More than 60,000 Microsoft Exchange servers exposed online are yet to be patched against the CVE-2022-41082 remote code execution (RCE) vulnerability, one of the two security flaws targeted by ProxyNotShell exploits.
According to a recent tweet from security researchers at the Shadowserver Foundation, a nonprofit organization dedicated to improving internet security, almost 70,000 Microsoft Exchange servers were found to be vulnerable to ProxyNotShell attacks according to version information (the servers’ x_owa_version header).
However, new data published on Monday shows that the number of vulnerable Exchange servers has decreased from 83,946 instances in mid-December to 60,865 detected on January 2nd.
If successfully exploited, attackers can escalate privileges and gain arbitrary or remote code execution on compromised servers.
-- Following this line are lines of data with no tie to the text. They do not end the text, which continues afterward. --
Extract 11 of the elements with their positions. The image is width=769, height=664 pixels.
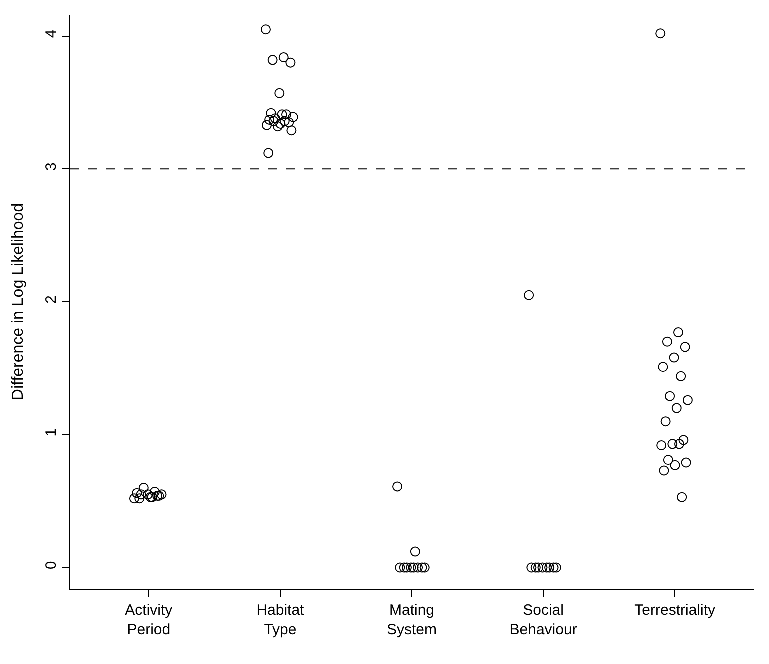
y-tick-label: 0 <box>43 561 60 570</box>
y-tick-label: 3 <box>43 162 60 172</box>
x-tick-label: Terrestriality <box>634 602 716 619</box>
x-tick-label: Activity Period <box>125 602 174 638</box>
y-tick-label: 4 <box>43 30 60 38</box>
y-tick-label: 2 <box>43 296 60 304</box>
x-tick-label: Mating System <box>386 602 438 638</box>
x-tick-label: Social Behaviour <box>510 602 578 638</box>
y-axis-title: Difference in Log Likelihood <box>10 203 27 401</box>
y-tick-label: 1 <box>43 428 60 437</box>
x-tick-label: Habitat Type <box>256 602 306 638</box>
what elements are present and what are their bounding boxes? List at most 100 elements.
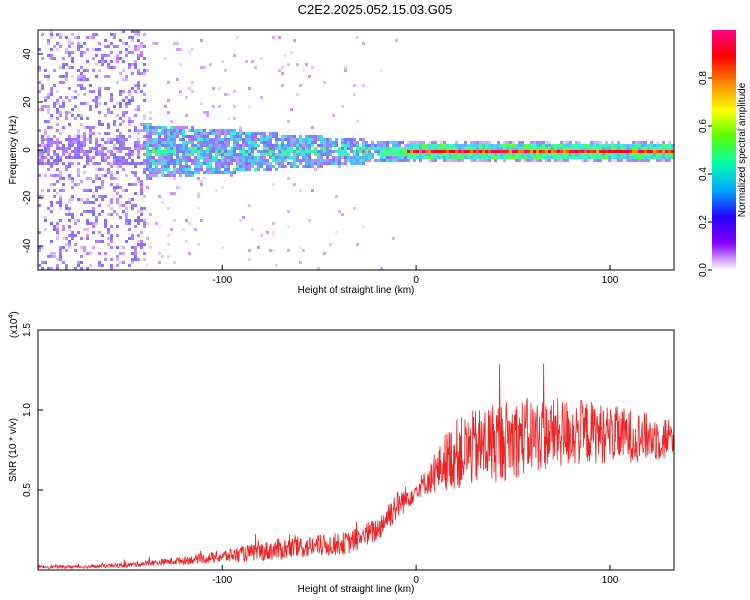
- heatmap-cell: [173, 177, 176, 180]
- heatmap-cell: [104, 147, 107, 150]
- heatmap-cell: [176, 135, 179, 138]
- heatmap-cell: [218, 141, 221, 144]
- heatmap-cell: [92, 195, 95, 198]
- heatmap-cell: [155, 138, 158, 141]
- heatmap-cell: [236, 138, 239, 141]
- heatmap-cell: [101, 156, 104, 159]
- heatmap-cell: [218, 165, 221, 168]
- heatmap-cell: [80, 54, 83, 57]
- heatmap-cell: [152, 156, 155, 159]
- heatmap-cell: [476, 156, 479, 159]
- heatmap-cell: [80, 117, 83, 120]
- heatmap-cell: [143, 243, 146, 246]
- heatmap-cell: [107, 66, 110, 69]
- heatmap-cell: [119, 150, 122, 153]
- heatmap-cell: [203, 66, 206, 69]
- heatmap-cell: [248, 141, 251, 144]
- heatmap-cell: [356, 153, 359, 156]
- heatmap-cell: [146, 222, 149, 225]
- heatmap-cell: [317, 144, 320, 147]
- heatmap-cell: [98, 144, 101, 147]
- heatmap-cell: [473, 153, 476, 156]
- heatmap-cell: [590, 141, 593, 144]
- heatmap-cell: [233, 132, 236, 135]
- heatmap-cell: [77, 141, 80, 144]
- heatmap-cell: [65, 63, 68, 66]
- heatmap-cell: [566, 144, 569, 147]
- heatmap-cell: [203, 135, 206, 138]
- heatmap-cell: [224, 165, 227, 168]
- heatmap-cell: [95, 153, 98, 156]
- heatmap-cell: [59, 141, 62, 144]
- heatmap-cell: [125, 201, 128, 204]
- heatmap-cell: [236, 153, 239, 156]
- heatmap-cell: [167, 129, 170, 132]
- heatmap-cell: [647, 153, 650, 156]
- heatmap-cell: [233, 159, 236, 162]
- heatmap-cell: [140, 123, 143, 126]
- heatmap-cell: [515, 147, 518, 150]
- heatmap-cell: [308, 144, 311, 147]
- heatmap-cell: [311, 141, 314, 144]
- heatmap-cell: [218, 105, 221, 108]
- heatmap-cell: [515, 156, 518, 159]
- heatmap-cell: [50, 117, 53, 120]
- heatmap-cell: [245, 135, 248, 138]
- heatmap-cell: [551, 150, 554, 153]
- heatmap-cell: [143, 72, 146, 75]
- heatmap-cell: [293, 183, 296, 186]
- heatmap-cell: [428, 144, 431, 147]
- heatmap-cell: [539, 156, 542, 159]
- heatmap-cell: [278, 156, 281, 159]
- heatmap-cell: [323, 153, 326, 156]
- heatmap-cell: [116, 264, 119, 267]
- heatmap-cell: [77, 45, 80, 48]
- heatmap-cell: [368, 150, 371, 153]
- heatmap-cell: [542, 156, 545, 159]
- heatmap-cell: [134, 174, 137, 177]
- colorbar-tick-label: 0.8: [698, 71, 709, 85]
- heatmap-cell: [104, 225, 107, 228]
- heatmap-cell: [320, 138, 323, 141]
- heatmap-cell: [572, 153, 575, 156]
- heatmap-cell: [230, 147, 233, 150]
- heatmap-cell: [293, 156, 296, 159]
- heatmap-cell: [596, 153, 599, 156]
- heatmap-cell: [287, 210, 290, 213]
- heatmap-cell: [137, 141, 140, 144]
- heatmap-cell: [146, 129, 149, 132]
- heatmap-cell: [116, 177, 119, 180]
- heatmap-cell: [56, 201, 59, 204]
- heatmap-cell: [596, 144, 599, 147]
- heatmap-cell: [284, 144, 287, 147]
- heatmap-cell: [83, 135, 86, 138]
- heatmap-cell: [296, 141, 299, 144]
- heatmap-cell: [77, 156, 80, 159]
- heatmap-cell: [659, 150, 662, 153]
- heatmap-cell: [164, 126, 167, 129]
- heatmap-cell: [524, 159, 527, 162]
- heatmap-cell: [83, 210, 86, 213]
- heatmap-cell: [341, 138, 344, 141]
- heatmap-cell: [125, 153, 128, 156]
- heatmap-cell: [152, 126, 155, 129]
- heatmap-cell: [137, 222, 140, 225]
- heatmap-cell: [137, 87, 140, 90]
- heatmap-cell: [77, 153, 80, 156]
- heatmap-cell: [539, 153, 542, 156]
- heatmap-cell: [242, 159, 245, 162]
- heatmap-cell: [56, 117, 59, 120]
- heatmap-cell: [182, 126, 185, 129]
- heatmap-cell: [293, 150, 296, 153]
- heatmap-cell: [137, 81, 140, 84]
- heatmap-cell: [77, 48, 80, 51]
- heatmap-cell: [263, 168, 266, 171]
- heatmap-cell: [548, 150, 551, 153]
- heatmap-cell: [200, 180, 203, 183]
- heatmap-cell: [593, 150, 596, 153]
- heatmap-cell: [44, 216, 47, 219]
- heatmap-cell: [347, 153, 350, 156]
- heatmap-cell: [137, 108, 140, 111]
- heatmap-cell: [602, 147, 605, 150]
- heatmap-cell: [203, 144, 206, 147]
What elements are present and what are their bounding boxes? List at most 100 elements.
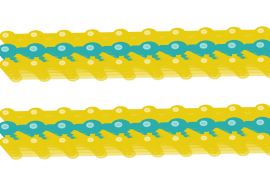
Circle shape (31, 35, 45, 44)
Circle shape (143, 122, 150, 126)
Circle shape (85, 30, 100, 40)
Circle shape (8, 146, 12, 149)
Circle shape (264, 132, 270, 142)
Circle shape (118, 48, 124, 53)
Circle shape (28, 108, 43, 118)
Circle shape (154, 122, 158, 125)
Circle shape (206, 66, 211, 69)
Circle shape (41, 47, 45, 49)
Circle shape (178, 39, 190, 47)
Circle shape (93, 147, 105, 155)
Circle shape (120, 52, 126, 56)
Circle shape (13, 47, 17, 50)
Circle shape (3, 33, 8, 37)
Circle shape (36, 42, 48, 50)
Circle shape (230, 107, 235, 110)
Circle shape (175, 142, 188, 151)
Circle shape (143, 45, 150, 49)
Circle shape (205, 128, 211, 132)
Circle shape (125, 136, 130, 140)
Circle shape (175, 35, 188, 44)
Circle shape (147, 112, 152, 115)
Circle shape (258, 106, 263, 110)
Circle shape (152, 119, 156, 122)
Circle shape (4, 50, 11, 55)
Circle shape (36, 117, 41, 120)
Circle shape (198, 28, 213, 38)
Circle shape (123, 133, 128, 136)
Circle shape (124, 42, 128, 45)
Circle shape (89, 50, 105, 61)
Circle shape (8, 71, 20, 79)
Circle shape (126, 123, 130, 125)
Circle shape (90, 143, 103, 152)
Circle shape (2, 141, 17, 150)
Circle shape (174, 49, 190, 60)
Circle shape (85, 107, 100, 117)
Circle shape (93, 145, 97, 148)
Circle shape (203, 47, 209, 51)
Circle shape (180, 120, 192, 128)
Circle shape (93, 116, 97, 119)
Circle shape (255, 27, 270, 37)
Circle shape (142, 106, 157, 116)
Circle shape (150, 146, 162, 154)
Circle shape (123, 55, 128, 59)
Circle shape (1, 125, 19, 137)
Circle shape (87, 123, 93, 127)
Circle shape (10, 123, 22, 131)
Circle shape (153, 58, 158, 62)
Circle shape (36, 68, 41, 71)
Circle shape (235, 36, 239, 39)
Circle shape (113, 58, 128, 68)
Circle shape (8, 118, 12, 121)
Circle shape (180, 149, 192, 156)
Circle shape (65, 39, 69, 42)
Circle shape (211, 121, 215, 124)
Circle shape (178, 116, 190, 125)
Circle shape (62, 144, 75, 152)
Circle shape (122, 57, 137, 67)
Circle shape (69, 46, 73, 49)
Circle shape (67, 43, 71, 46)
Circle shape (34, 36, 39, 40)
Circle shape (265, 68, 270, 71)
Circle shape (235, 67, 247, 75)
Circle shape (121, 146, 133, 154)
Circle shape (209, 148, 220, 156)
Circle shape (28, 137, 43, 147)
Circle shape (235, 114, 239, 117)
Circle shape (3, 62, 8, 66)
Circle shape (120, 131, 135, 141)
Circle shape (28, 60, 43, 70)
Circle shape (62, 37, 75, 46)
Circle shape (178, 115, 183, 118)
Circle shape (32, 129, 48, 140)
Circle shape (13, 125, 17, 127)
Circle shape (265, 148, 270, 155)
Circle shape (94, 133, 100, 137)
Circle shape (179, 55, 185, 58)
Circle shape (116, 109, 122, 112)
Circle shape (90, 66, 103, 75)
Circle shape (8, 40, 12, 43)
Circle shape (144, 110, 158, 119)
Circle shape (2, 112, 17, 122)
Circle shape (39, 45, 50, 53)
Circle shape (59, 34, 73, 43)
Circle shape (121, 116, 126, 119)
Circle shape (173, 138, 187, 148)
Circle shape (116, 110, 130, 120)
Circle shape (4, 129, 20, 140)
Circle shape (39, 43, 43, 46)
Circle shape (206, 145, 218, 153)
Circle shape (227, 44, 245, 56)
Circle shape (90, 35, 95, 39)
Circle shape (118, 126, 124, 130)
Circle shape (239, 72, 244, 75)
Circle shape (121, 69, 133, 77)
Circle shape (147, 63, 152, 66)
Circle shape (268, 120, 270, 123)
Circle shape (238, 57, 244, 60)
Circle shape (7, 54, 13, 58)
Threat intelligence company GreyNoise has been tracking ongoing ProxyNotShell exploitation since September 30th and provides information on ProxyNotShell scanning activity and a list of IP addresses linked to the attacks.
Thousands also exposed to ProxyShell and ProxyLogon attacks
In order to protect your Exchange servers from incoming attacks, you have to apply the ProxyNotShell patches released by Microsoft in November.
While the company also provided mitigation measures, these can be bypassed by attackers, meaning that only fully patched servers are secure from compromise.
As reported by BleepingComputer last month, Play ransomware threat actors are now using a new exploit chain to bypass ProxyNotShell URL rewrite mitigations and gain remote code execution on vulnerable servers through Outlook Web Access (OWA).
To make things even worse, a Shodan search reveals a significant number of Exchange servers exposed online, with thousands left unpatched against ProxyShell and ProxyLogon vulnerabilities that made it into the top most exploited vulnerabilities in 2021.
Exchange servers are valuable targets, as demonstrated by the financially motivated FIN7 cybercrime group which has developed a custom auto-attack platform known as Checkmarks and designed to breach Exchange servers.
According to threat intelligence firm Prodaft, which discovered the platform, it scans for and exploits various Microsoft Exchange remote code execution and privilege elevation vulnerabilities, such as CVE-2021-34473, CVE-2021-34523, and CVE-2021-31207.
FIN7’s new platform has already been used to infiltrate 8,147 companies, primarily located in the United States (16.7%), after scanning over 1.8 million targets.